This is the third in five posts covering key principles in ministry with the poor intended to help churches move from transactional to transformational ministry. In the previous post, we discussed the importance of maintaining dignity when we help the poor.
“What really works is defining a community by its strengths, resources, achievements and hopes—not by its degree of brokenness.” —Angela Blanchard
Not long ago, World Concern was interviewing people at a church about their partnership with our One Village Transformed program. I sat down with a little boy and asked him why he wanted to help people in the village where his church was partnering. Here’s what he told me:
“They don’t have a school. They don’t have a lot of silverware, and they don’t have a lot of food. They don’t have a very good well. They don’t have enough shelter. They don’t get very much rain. They don’t have very much grass to plant. They don’t have very much clothes. They don’t have very much stuff in their homes.”
Although I’m not sure about the silverware, he did what we all hope to do by responding with compassion to the brokenness of poverty we see in pictures and videos. Actually, his description wasn’t far off from the reality of that village.
In the first two blog posts I’ve been critical of the “See a problem, fix a problem” approach we commonly take in helping the poor.
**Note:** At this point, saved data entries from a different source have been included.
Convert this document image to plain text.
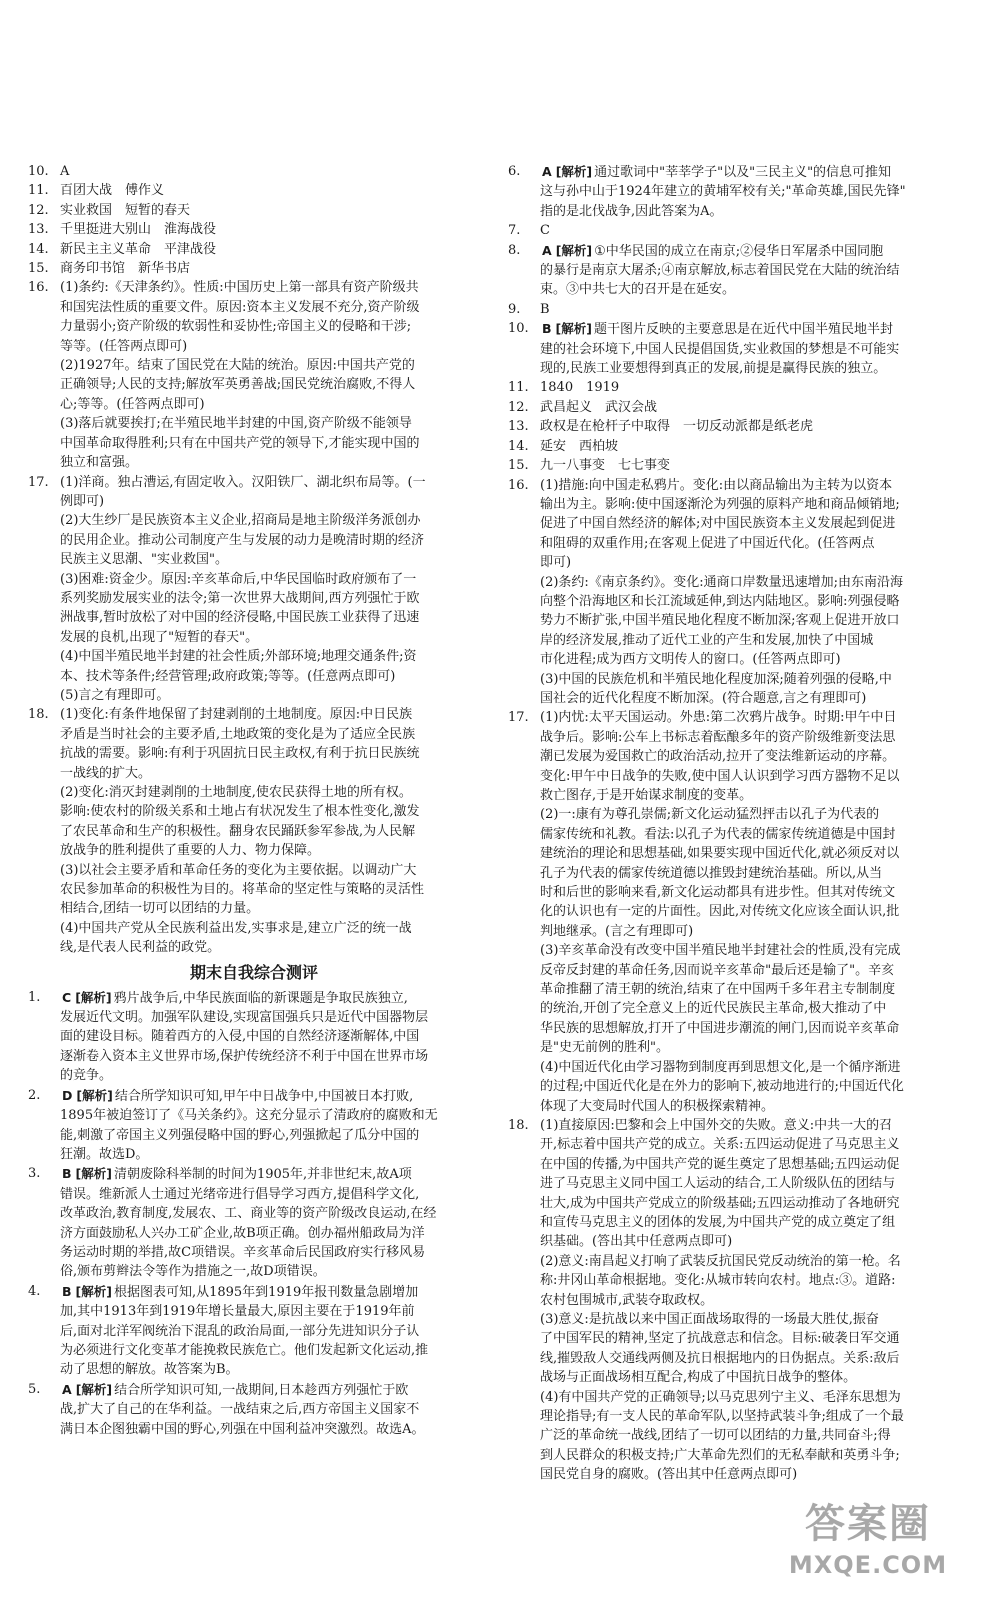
10. A
11. 百团大战　傅作义
12. 实业救国　短暂的春天
13. 千里挺进大别山　淮海战役
14. 新民主主义革命　平津战役
15. 商务印书馆　新华书店
16. (1)条约:《天津条约》。性质:中国历史上第一部具有资产阶级共
和国宪法性质的重要文件。原因:资本主义发展不充分,资产阶级
力量弱小;资产阶级的软弱性和妥协性;帝国主义的侵略和干涉;
等等。(任答两点即可)
(2)1927年。结束了国民党在大陆的统治。原因:中国共产党的
正确领导;人民的支持;解放军英勇善战;国民党统治腐败,不得人
心;等等。(任答两点即可)
(3)落后就要挨打;在半殖民地半封建的中国,资产阶级不能领导
中国革命取得胜利;只有在中国共产党的领导下,才能实现中国的
独立和富强。
17. (1)洋商。独占漕运,有固定收入。汉阳铁厂、湖北织布局等。(一
例即可)
(2)大生纱厂是民族资本主义企业,招商局是地主阶级洋务派创办
的民用企业。推动公司制度产生与发展的动力是晚清时期的经济
民族主义思潮、"实业救国"。
(3)困难:资金少。原因:辛亥革命后,中华民国临时政府颁布了一
系列奖励发展实业的法令;第一次世界大战期间,西方列强忙于欧
洲战事,暂时放松了对中国的经济侵略,中国民族工业获得了迅速
发展的良机,出现了"短暂的春天"。
(4)中国半殖民地半封建的社会性质;外部环境;地理交通条件;资
本、技术等条件;经营管理;政府政策;等等。(任意两点即可)
(5)言之有理即可。
18. (1)变化:有条件地保留了封建剥削的土地制度。原因:中日民族
矛盾是当时社会的主要矛盾,土地政策的变化是为了适应全民族
抗战的需要。影响:有利于巩固抗日民主政权,有利于抗日民族统
一战线的扩大。
(2)变化:消灭封建剥削的土地制度,使农民获得土地的所有权。
影响:使农村的阶级关系和土地占有状况发生了根本性变化,激发
了农民革命和生产的积极性。翻身农民踊跃参军参战,为人民解
放战争的胜利提供了重要的人力、物力保障。
(3)以社会主要矛盾和革命任务的变化为主要依据。以调动广大
农民参加革命的积极性为目的。将革命的坚定性与策略的灵活性
相结合,团结一切可以团结的力量。
(4)中国共产党从全民族利益出发,实事求是,建立广泛的统一战
线,是代表人民利益的政党。
期末自我综合测评
1.	C [解析] 鸦片战争后,中华民族面临的新课题是争取民族独立,
发展近代文明。加强军队建设,实现富国强兵只是近代中国器物层
面的建设目标。随着西方的入侵,中国的自然经济逐渐解体,中国
逐渐卷入资本主义世界市场,保护传统经济不利于中国在世界市场
的竞争。
2.	D [解析] 结合所学知识可知,甲午中日战争中,中国被日本打败,
1895年被迫签订了《马关条约》。这充分显示了清政府的腐败和无
能,刺激了帝国主义列强侵略中国的野心,列强掀起了瓜分中国的
狂潮。故选D。
3.	B [解析] 清朝废除科举制的时间为1905年,并非世纪末,故A项
错误。维新派人士通过光绪帝进行倡导学习西方,提倡科学文化,
改革政治,教育制度,发展农、工、商业等的资产阶级改良运动,在经
济方面鼓励私人兴办工矿企业,故B项正确。创办福州船政局为洋
务运动时期的举措,故C项错误。辛亥革命后民国政府实行移风易
俗,颁布剪辫法令等作为措施之一,故D项错误。
4.	B [解析] 根据图表可知,从1895年到1919年报刊数量急剧增加
加,其中1913年到1919年增长量最大,原因主要在于1919年前
后,面对北洋军阀统治下混乱的政治局面,一部分先进知识分子认
为必须进行文化变革才能挽救民族危亡。他们发起新文化运动,推
动了思想的解放。故答案为B。
5.	A [解析] 结合所学知识可知,一战期间,日本趁西方列强忙于欧
战,扩大了自己的在华利益。一战结束之后,西方帝国主义国家不
满日本企图独霸中国的野心,列强在中国利益冲突激烈。故选A。
6.	A [解析] 通过歌词中"莘莘学子"以及"三民主义"的信息可推知
这与孙中山于1924年建立的黄埔军校有关;"革命英雄,国民先锋"
指的是北伐战争,因此答案为A。
7.	C
8.	A [解析] ①中华民国的成立在南京;②侵华日军屠杀中国同胞
的暴行是南京大屠杀;④南京解放,标志着国民党在大陆的统治结
束。③中共七大的召开是在延安。
9.	B
10.	B [解析] 题干图片反映的主要意思是在近代中国半殖民地半封
建的社会环境下,中国人民提倡国货,实业救国的梦想是不可能实
现的,民族工业要想得到真正的发展,前提是赢得民族的独立。
11. 1840　1919
12. 武昌起义　武汉会战
13. 政权是在枪杆子中取得　一切反动派都是纸老虎
14. 延安　西柏坡
15. 九一八事变　七七事变
16. (1)措施:向中国走私鸦片。变化:由以商品输出为主转为以资本
输出为主。影响:使中国逐渐沦为列强的原料产地和商品倾销地;
促进了中国自然经济的解体;对中国民族资本主义发展起到促进
和阻碍的双重作用;在客观上促进了中国近代化。(任答两点
即可)
(2)条约:《南京条约》。变化:通商口岸数量迅速增加;由东南沿海
向整个沿海地区和长江流域延伸,到达内陆地区。影响:列强侵略
势力不断扩张,中国半殖民地化程度不断加深;客观上促进开放口
岸的经济发展,推动了近代工业的产生和发展,加快了中国城
市化进程;成为西方文明传人的窗口。(任答两点即可)
(3)中国的民族危机和半殖民地化程度加深;随着列强的侵略,中
国社会的近代化程度不断加深。(符合题意,言之有理即可)
17. (1)内忧:太平天国运动。外患:第二次鸦片战争。时期:甲午中日
战争后。影响:公车上书标志着酝酿多年的资产阶级维新变法思
潮已发展为爱国救亡的政治活动,拉开了变法维新运动的序幕。
变化:甲午中日战争的失败,使中国人认识到学习西方器物不足以
救亡图存,于是开始谋求制度的变革。
(2)一:康有为尊孔崇儒;新文化运动猛烈抨击以孔子为代表的
儒家传统和礼教。看法:以孔子为代表的儒家传统道德是中国封
建统治的理论和思想基础,如果要实现中国近代化,就必须反对以
孔子为代表的儒家传统道德以推毁封建统治基础。所以,从当
时和后世的影响来看,新文化运动都具有进步性。但其对传统文
化的认识也有一定的片面性。因此,对传统文化应该全面认识,批
判地继承。(言之有理即可)
(3)辛亥革命没有改变中国半殖民地半封建社会的性质,没有完成
反帝反封建的革命任务,因而说辛亥革命"最后还是输了"。辛亥
革命推翻了清王朝的统治,结束了在中国两千多年君主专制制度
的统治,开创了完全意义上的近代民族民主革命,极大推动了中
华民族的思想解放,打开了中国进步潮流的闸门,因而说辛亥革命
是"史无前例的胜利"。
(4)中国近代化由学习器物到制度再到思想文化,是一个循序渐进
的过程;中国近代化是在外力的影响下,被动地进行的;中国近代化
体现了大变局时代国人的积极探索精神。
18. (1)直接原因:巴黎和会上中国外交的失败。意义:中共一大的召
开,标志着中国共产党的成立。关系:五四运动促进了马克思主义
在中国的传播,为中国共产党的诞生奠定了思想基础;五四运动促
进了马克思主义同中国工人运动的结合,工人阶级队伍的团结与
壮大,成为中国共产党成立的阶级基础;五四运动推动了各地研究
和宣传马克思主义的团体的发展,为中国共产党的成立奠定了组
织基础。(答出其中任意两点即可)
(2)意义:南昌起义打响了武装反抗国民党反动统治的第一枪。名
称:井冈山革命根据地。变化:从城市转向农村。地点:③。道路:
农村包围城市,武装夺取政权。
(3)意义:是抗战以来中国正面战场取得的一场最大胜仗,振奋
了中国军民的精神,坚定了抗战意志和信念。目标:破袭日军交通
线,摧毁敌人交通线两侧及抗日根据地内的日伪据点。关系:敌后
战场与正面战场相互配合,构成了中国抗日战争的整体。
(4)有中国共产党的正确领导;以马克思列宁主义、毛泽东思想为
理论指导;有一支人民的革命军队,以坚持武装斗争;组成了一个最
广泛的革命统一战线,团结了一切可以团结的力量,共同奋斗;得
到人民群众的积极支持;广大革命先烈们的无私奉献和英勇斗争;
国民党自身的腐败。(答出其中任意两点即可)
答案圈
MXQE.COM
So, if we should respond with compassion to situations of brokenness, what am I suggesting?
When we directly address the problems we can see, like delivering a shipment of clothing, or … silverware, it reinforces the problems to the people and to ourselves. We (both them and us) begin to think of them in terms of what’s wrong. We forget about the God-given skills and abilities that each one possesses.
I recently watched a trailer for an upcoming documentary called “Landfill Harmonic.” The opening quote sums it up well. “The world sends us garbage. We send back music.” The documentary shows how one man is taking pieces of garbage from the landfill and making musical instruments for kids. The kids in the village have tremendous musical ability, and the man making the instruments out of garbage seems like a genius to me.
What if we helped build on that skill by offering him a micro loan to expand that as a business? Of course, we wouldn’t break our first principle; we would start by listening to his vision for the future. But, there is so much ability there that could be built upon. And, the trickledown effect is that the people will begin to use their success to address areas they see as problems. It’s quite possible the changes you wanted to see will in fact happen, but they happen by building on what worked, not on what was broken.